A fine novembre hai organizzato una bellissima giornata dal titolo “Dalla crisi al mondo nuovo. Verso una leadership spirituale”. Come era nata quell’idea?
Avevamo cominciato nel 2016 a fare un festival di Economia e Spiritualità a Lucca: in quell’ambito abbiamo iniziato a parlare con politici, economisti, rappresentanti delle istituzioni, dirigenti aziendali e del terzo settore.

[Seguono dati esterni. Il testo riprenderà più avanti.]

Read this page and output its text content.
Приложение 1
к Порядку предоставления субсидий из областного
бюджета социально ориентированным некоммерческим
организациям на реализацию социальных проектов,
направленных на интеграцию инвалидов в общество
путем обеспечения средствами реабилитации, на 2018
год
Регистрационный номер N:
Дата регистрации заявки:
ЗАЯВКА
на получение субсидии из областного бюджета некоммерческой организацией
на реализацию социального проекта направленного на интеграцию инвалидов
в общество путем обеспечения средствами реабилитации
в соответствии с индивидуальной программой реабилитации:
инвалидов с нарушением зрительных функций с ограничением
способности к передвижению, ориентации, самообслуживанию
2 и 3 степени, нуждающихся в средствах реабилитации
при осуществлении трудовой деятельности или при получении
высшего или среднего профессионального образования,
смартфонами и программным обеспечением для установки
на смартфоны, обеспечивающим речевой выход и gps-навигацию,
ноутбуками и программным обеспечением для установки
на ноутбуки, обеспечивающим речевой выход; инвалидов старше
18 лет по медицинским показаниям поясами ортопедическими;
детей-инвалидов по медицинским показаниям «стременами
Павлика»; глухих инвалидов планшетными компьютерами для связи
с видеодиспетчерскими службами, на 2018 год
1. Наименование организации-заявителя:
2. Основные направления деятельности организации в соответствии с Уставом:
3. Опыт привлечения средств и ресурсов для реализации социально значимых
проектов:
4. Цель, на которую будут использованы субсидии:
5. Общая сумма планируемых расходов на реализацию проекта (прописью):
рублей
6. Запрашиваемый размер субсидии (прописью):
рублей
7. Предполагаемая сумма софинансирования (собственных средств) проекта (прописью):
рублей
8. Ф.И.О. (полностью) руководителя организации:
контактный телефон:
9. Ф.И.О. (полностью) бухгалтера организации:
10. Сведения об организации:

Da quelle riflessioni è emerso come ai leader, e a quanti ricoprono funzioni di responsabilità, sia oggi richiesta una capacità di gestione del cambiamento e della complessità che travalica quelle che sono normalmente considerate le competenze manageriali. È richiesta loro una conversione profonda e una nuova consapevolezza che possa rigenerare il mondo esterno –incluso il mondo del lavoro- a partire dalla riscoperta della propria interiorità. Stare bene dentro, prendersi cura di sé nell’interezza di mente, corpo, spirito, psiche, è parso essenziale. Se non siamo frammentati, riusciamo a fare qualcosa di buono, di sostenibile, di generativo. Dobbiamo al contempo cambiare noi stessi e cambiare il mondo.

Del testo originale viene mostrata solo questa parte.